The plot on the right shows the energy scales that are indirectly probed by upcoming muonic aluminum experiments: the Mu2e experiment at Fermilab and the COMET experiment at J-PARC. The blue lines show bounds from another rare muon decay: muons decaying into an electron and photon. The black solid lines show the reach for muon conversion in muonic aluminum. The dashed lines correspond to different experimental sensitivities (capture rates for conversion, branching ratios for decay with a photon). Note that the energy scales probed can reach 1-10 PeV—that’s 1000-10,000 TeV—much higher than the energy scales direclty probed by the LHC! In this way, flavor experiments and high energy experiments are complimentary searches for new physics.

These “next generation” muon conversion experiments are currently under construction and promise to push the intensity frontier in conjunction with the LHC’s energy frontier.

### Solutions to exercises:

1. Why do pions decay into muons and not electrons? [Note: this requires some background in undergraduate-level particle physics.] One might expect that if a charged pion can decay into a muon and a neutrino, then it should also go into an electron and a neutrino. In fact, the latter should dominate since there’s much more phase space. However, the matrix element requires a virtual W boson exchange and thus depends on an [axial] vector current. The only vector available from the pion system is its 4-momentum. By momentum conservation this is $p_\pi = p_\mu + p_\nu$. The lepton momenta then contract with Dirac matrices on the leptonic current to give a dominant piece proportional to the lepton mass. Thus the amplitude for charged pion decay into a muon is much larger than the amplitude for decay into an electron.

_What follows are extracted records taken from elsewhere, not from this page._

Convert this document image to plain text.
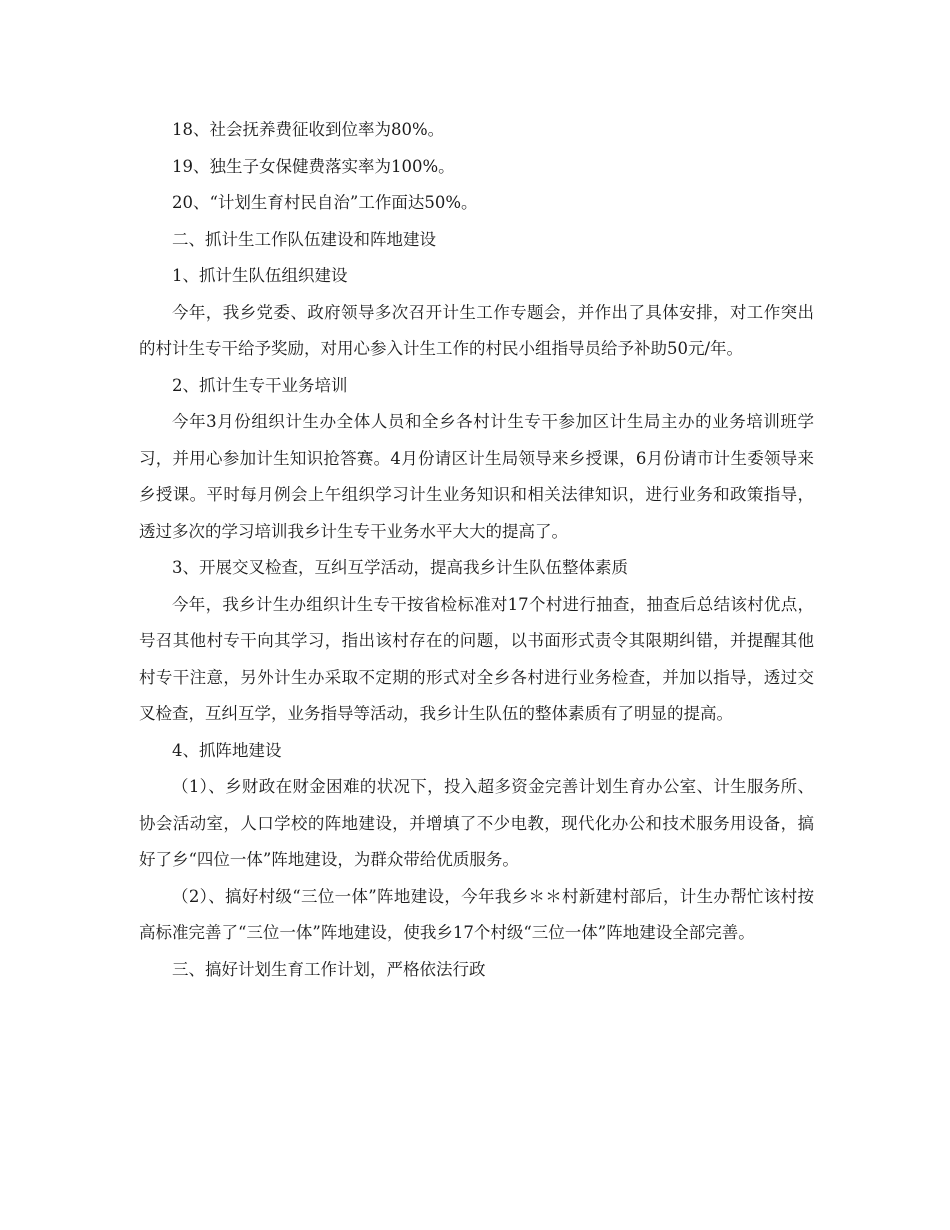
18、社会抚养费征收到位率为80%。

19、独生子女保健费落实率为100%。

20、“计划生育村民自治”工作面达50%。

二、抓计生工作队伍建设和阵地建设

1、抓计生队伍组织建设

今年，我乡党委、政府领导多次召开计生工作专题会，并作出了具体安排，对工作突出的村计生专干给予奖励，对用心参入计生工作的村民小组指导员给予补助50元/年。

2、抓计生专干业务培训

今年3月份组织计生办全体人员和全乡各村计生专干参加区计生局主办的业务培训班学习，并用心参加计生知识抢答赛。4月份请区计生局领导来乡授课，6月份请市计生委领导来乡授课。平时每月例会上午组织学习计生业务知识和相关法律知识，进行业务和政策指导，透过多次的学习培训我乡计生专干业务水平大大的提高了。

3、开展交叉检查，互纠互学活动，提高我乡计生队伍整体素质

今年，我乡计生办组织计生专干按省检标准对17个村进行抽查，抽查后总结该村优点，号召其他村专干向其学习，指出该村存在的问题，以书面形式责令其限期纠错，并提醒其他村专干注意，另外计生办采取不定期的形式对全乡各村进行业务检查，并加以指导，透过交叉检查，互纠互学，业务指导等活动，我乡计生队伍的整体素质有了明显的提高。

4、抓阵地建设

（1）、乡财政在财金困难的状况下，投入超多资金完善计划生育办公室、计生服务所、协会活动室，人口学校的阵地建设，并增填了不少电教，现代化办公和技术服务用设备，搞好了乡“四位一体”阵地建设，为群众带给优质服务。

（2）、搞好村级“三位一体”阵地建设，今年我乡＊＊村新建村部后，计生办帮忙该村按高标准完善了“三位一体”阵地建设，使我乡17个村级“三位一体”阵地建设全部完善。

三、搞好计划生育工作计划，严格依法行政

2. Why can’t a muon decay into an electron in vacuum? The process $\mu \to e$ cannot simultaneously conserve energy and momentum. This is simplest to see in the reference frame where the muon is at rest. Momentum conservation requires the electron to also be at rest. However, a particle has rest energy equal to its mass, but now there’s now way a muon at rest can pass on all of its energy to an electron at rest.

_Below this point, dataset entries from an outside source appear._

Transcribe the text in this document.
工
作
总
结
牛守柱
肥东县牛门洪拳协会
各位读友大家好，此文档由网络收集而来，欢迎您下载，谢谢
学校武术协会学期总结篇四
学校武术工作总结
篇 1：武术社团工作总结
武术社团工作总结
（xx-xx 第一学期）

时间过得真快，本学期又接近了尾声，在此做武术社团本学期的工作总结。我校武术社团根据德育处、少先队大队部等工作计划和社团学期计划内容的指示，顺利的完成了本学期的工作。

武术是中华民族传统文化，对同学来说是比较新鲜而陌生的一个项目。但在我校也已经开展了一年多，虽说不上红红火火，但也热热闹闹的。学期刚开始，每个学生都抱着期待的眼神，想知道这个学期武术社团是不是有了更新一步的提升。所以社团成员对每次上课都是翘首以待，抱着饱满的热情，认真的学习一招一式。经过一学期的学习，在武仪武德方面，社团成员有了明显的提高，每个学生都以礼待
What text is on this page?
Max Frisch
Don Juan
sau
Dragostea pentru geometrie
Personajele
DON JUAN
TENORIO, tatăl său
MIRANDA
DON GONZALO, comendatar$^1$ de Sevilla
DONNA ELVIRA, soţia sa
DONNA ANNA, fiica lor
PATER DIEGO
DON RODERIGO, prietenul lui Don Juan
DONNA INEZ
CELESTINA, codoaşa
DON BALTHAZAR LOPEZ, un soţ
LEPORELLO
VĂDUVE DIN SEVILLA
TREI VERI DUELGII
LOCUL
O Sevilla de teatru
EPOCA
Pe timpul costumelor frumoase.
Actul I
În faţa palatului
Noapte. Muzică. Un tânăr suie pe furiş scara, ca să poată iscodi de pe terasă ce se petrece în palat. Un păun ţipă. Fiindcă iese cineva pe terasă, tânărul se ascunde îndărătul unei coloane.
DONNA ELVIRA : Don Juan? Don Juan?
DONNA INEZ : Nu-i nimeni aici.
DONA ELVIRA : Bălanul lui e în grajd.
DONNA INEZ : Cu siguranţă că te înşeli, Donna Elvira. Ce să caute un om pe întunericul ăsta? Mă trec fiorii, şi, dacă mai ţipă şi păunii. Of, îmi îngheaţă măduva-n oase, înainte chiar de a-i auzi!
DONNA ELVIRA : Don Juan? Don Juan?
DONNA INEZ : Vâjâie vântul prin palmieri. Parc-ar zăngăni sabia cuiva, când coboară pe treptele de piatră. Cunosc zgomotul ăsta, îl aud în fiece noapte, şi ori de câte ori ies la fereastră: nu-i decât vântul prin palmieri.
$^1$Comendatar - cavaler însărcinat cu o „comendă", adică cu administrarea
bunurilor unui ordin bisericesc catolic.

3. Why is muon conversion in the Standard Model suppressed by the ration of the neutrino to W masses? This can be seen by drawing the Feynman diagram (fig below from 1401.6077). Flavor violation in the Standard Model requires a W boson. Because the W is much heavier than the muon, this must be virtual and appear only as an internal leg. Further, W‘s couple charged leptons to neutrinos, so there must also be a virtual neutrino. The evaluation of this diagram into an amplitude gives factors of the neutrino mass in the numerator (required for the fermion chirality flip) and the W mass in the denominator. For some details, see this post.